La stessa sorte è toccata alla maxi inchiesta torinese che aveva coinvolto produttori e negozianti del settore, con sequestri di quasi due tonnellate di infiorescenze dal valore stimato di milioni di euro. Anche in quel caso, le analisi hanno dimostrato che la merce sequestrata non aveva efficacia drogante e che l’attività degli indagati era essenzialmente lecita. La Procura ha così chiesto e ottenuto l’archiviazione. Ma anche lì il danno era già stato fatto: aziende bloccate, magazzini svuotati, prodotti deteriorati, clienti persi e soprattutto la fiducia di tanti imprenditori messa a dura prova.
Eppure, nonostante queste archiviazioni che smontano le accuse e confermano la legalità della filiera, in provincia di Torino (e non solo) continuano i sequestri e le denunce. Giovani imprenditori che hanno investito tempo, denaro ed energie in un settore emergente si ritrovano ancora oggi a fare i conti con controlli sproporzionati, blitz improvvisi e procedimenti penali che spesso si chiudono nello stesso modo: con un nulla di fatto. Nel frattempo, però, i costi legali si accumulano, la merce viene distrutta o resa invendibile, i locali restano sotto la nube del sospetto e interi percorsi imprenditoriali vengono spezzati.

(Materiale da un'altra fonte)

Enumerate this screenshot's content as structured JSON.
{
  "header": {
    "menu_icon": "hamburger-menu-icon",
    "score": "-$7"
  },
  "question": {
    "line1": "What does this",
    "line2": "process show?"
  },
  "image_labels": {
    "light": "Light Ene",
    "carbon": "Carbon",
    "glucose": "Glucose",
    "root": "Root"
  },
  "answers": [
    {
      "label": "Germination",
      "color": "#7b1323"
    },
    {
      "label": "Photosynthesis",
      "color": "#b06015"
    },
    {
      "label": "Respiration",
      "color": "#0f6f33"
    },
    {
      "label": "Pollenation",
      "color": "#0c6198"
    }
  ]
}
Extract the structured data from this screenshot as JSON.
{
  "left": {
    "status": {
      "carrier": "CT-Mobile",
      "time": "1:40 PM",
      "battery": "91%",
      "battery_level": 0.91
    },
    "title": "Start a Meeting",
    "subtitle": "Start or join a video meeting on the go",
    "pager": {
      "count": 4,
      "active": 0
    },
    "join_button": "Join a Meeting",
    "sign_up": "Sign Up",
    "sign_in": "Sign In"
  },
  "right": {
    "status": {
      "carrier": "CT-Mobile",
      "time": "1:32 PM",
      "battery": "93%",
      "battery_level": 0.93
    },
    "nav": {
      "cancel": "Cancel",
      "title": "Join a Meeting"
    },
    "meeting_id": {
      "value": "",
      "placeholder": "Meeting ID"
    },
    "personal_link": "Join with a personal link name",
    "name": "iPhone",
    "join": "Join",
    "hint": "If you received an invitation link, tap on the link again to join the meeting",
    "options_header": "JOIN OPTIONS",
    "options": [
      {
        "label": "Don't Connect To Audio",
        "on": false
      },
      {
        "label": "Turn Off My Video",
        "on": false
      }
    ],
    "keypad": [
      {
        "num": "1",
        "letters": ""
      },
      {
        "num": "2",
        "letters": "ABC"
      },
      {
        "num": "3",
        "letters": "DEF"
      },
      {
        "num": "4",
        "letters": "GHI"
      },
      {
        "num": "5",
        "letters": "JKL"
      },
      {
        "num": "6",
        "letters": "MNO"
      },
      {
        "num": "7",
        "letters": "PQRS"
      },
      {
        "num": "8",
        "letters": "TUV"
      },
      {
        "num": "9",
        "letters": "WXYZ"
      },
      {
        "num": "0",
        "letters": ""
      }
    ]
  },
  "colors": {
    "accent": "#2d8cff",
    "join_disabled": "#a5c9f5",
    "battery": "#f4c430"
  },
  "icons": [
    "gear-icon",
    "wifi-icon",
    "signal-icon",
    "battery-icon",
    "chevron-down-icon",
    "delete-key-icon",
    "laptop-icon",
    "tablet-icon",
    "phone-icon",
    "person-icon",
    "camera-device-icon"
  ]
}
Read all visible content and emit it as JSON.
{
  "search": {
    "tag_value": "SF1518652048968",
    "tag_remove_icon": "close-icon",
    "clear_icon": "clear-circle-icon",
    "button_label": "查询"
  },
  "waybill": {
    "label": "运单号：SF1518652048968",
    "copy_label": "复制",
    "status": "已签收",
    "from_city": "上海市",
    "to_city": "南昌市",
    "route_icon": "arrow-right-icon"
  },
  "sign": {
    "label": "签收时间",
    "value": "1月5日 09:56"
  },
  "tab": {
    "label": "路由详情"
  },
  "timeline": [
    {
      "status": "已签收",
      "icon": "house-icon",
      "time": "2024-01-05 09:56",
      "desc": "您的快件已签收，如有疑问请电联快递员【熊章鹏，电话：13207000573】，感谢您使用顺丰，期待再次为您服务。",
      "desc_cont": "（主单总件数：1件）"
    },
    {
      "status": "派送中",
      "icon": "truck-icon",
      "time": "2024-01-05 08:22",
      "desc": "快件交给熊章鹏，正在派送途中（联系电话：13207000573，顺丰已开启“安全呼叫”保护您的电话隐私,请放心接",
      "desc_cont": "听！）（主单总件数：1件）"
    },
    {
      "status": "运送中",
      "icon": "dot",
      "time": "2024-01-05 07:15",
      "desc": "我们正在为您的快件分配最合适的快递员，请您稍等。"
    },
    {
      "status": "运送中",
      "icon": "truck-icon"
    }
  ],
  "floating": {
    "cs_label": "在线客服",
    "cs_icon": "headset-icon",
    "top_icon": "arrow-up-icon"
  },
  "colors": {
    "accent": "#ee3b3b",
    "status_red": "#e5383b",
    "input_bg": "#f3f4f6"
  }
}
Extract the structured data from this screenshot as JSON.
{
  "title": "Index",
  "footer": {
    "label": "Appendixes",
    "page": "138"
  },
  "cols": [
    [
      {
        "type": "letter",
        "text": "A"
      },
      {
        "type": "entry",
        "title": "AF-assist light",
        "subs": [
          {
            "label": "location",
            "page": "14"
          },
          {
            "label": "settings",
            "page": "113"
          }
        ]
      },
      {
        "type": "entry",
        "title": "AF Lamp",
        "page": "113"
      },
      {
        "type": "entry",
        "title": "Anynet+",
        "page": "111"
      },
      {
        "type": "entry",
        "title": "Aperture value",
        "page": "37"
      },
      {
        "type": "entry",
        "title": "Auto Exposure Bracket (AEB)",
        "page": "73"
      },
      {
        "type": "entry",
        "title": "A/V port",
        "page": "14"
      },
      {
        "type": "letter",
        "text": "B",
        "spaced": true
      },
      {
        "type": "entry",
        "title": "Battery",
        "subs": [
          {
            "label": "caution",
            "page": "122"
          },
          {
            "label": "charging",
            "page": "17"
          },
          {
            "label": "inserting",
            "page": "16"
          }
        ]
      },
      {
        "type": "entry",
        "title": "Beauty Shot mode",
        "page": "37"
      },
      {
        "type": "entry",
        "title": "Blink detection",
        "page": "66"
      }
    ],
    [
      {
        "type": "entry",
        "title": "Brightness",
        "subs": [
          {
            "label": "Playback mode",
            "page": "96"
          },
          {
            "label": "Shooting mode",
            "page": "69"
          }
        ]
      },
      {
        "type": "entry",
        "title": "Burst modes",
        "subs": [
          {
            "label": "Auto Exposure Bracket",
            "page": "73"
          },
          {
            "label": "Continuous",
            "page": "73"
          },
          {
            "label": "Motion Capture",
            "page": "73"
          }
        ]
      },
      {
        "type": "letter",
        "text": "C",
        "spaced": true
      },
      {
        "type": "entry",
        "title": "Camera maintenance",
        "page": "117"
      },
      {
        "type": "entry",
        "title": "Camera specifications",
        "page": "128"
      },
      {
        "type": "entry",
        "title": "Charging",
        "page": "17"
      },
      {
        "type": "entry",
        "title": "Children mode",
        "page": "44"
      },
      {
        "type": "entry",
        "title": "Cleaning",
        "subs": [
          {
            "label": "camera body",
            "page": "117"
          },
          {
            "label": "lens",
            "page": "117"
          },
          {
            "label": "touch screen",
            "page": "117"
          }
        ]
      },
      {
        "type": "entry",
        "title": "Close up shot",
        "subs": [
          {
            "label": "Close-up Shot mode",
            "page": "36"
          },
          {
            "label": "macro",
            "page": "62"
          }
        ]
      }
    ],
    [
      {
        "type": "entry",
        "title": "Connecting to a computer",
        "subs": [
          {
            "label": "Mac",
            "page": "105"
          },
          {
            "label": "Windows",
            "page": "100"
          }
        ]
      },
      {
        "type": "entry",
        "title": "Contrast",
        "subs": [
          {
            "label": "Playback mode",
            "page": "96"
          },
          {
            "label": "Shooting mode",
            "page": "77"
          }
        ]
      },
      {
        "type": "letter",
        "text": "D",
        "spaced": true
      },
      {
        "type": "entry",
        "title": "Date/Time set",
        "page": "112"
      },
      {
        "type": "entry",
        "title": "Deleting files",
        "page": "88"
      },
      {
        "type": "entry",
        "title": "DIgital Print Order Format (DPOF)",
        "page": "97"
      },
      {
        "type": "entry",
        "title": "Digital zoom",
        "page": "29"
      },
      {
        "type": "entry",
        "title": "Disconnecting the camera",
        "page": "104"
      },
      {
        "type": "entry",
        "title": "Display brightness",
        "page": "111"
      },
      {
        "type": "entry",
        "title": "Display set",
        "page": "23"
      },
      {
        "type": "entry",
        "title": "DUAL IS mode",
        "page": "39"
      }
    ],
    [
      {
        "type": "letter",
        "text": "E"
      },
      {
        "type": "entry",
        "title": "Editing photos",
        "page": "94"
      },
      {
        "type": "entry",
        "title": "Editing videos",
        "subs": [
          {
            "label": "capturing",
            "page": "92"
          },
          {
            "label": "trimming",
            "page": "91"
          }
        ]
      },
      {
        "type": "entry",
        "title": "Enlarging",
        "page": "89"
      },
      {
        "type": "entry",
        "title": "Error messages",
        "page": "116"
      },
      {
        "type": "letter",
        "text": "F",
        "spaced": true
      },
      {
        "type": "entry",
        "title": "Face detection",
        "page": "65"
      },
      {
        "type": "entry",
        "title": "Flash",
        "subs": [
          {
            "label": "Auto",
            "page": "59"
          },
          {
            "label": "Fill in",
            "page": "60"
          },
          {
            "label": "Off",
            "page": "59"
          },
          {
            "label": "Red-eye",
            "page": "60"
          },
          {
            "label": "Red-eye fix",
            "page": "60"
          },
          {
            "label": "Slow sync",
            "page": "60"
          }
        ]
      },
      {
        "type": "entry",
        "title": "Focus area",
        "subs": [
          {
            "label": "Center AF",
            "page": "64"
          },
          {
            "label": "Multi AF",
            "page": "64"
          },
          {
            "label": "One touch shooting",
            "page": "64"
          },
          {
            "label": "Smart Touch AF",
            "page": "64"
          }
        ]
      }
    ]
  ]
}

Ogni fase, dagli arresti alle perquisizioni, dai sequestri ai processi, ha un costo altissimo in termini di tempo e denaro. Molti fascicoli aperti, che spesso finiscono in assoluzione, sottraggono preziose energie investigative a casi piĂą importanti per la sicurezza dei cittadini. Le forze dell’ordine si ritrovano a occuparsi di un settore che, in base alle prove scientifiche e alle normative vigenti, non rappresenta un pericolo reale. Si crea così un paradosso: lo Stato si impegna in una lotta dispendiosa e, di fatto, inefficace.
Un paradosso che mina la serenità di centinaia di lavoratori onesti e che scoraggia chiunque voglia fare impresa in questo settore italiano. Ogni archiviazione conferma che la canapa light non è un reato, ma la spirale di sequestri e denunce continua a erodere le basi economiche e umane di una filiera che potrebbe rappresentare una risorsa per il territorio. Finché non ci sarà chiarezza normativa e un approccio giudiziario più equilibrato, i giovani imprenditori della cannabis legale resteranno ostaggi di un sistema che punisce prima di accertare, lasciando dietro di sé danni difficilmente riparabili.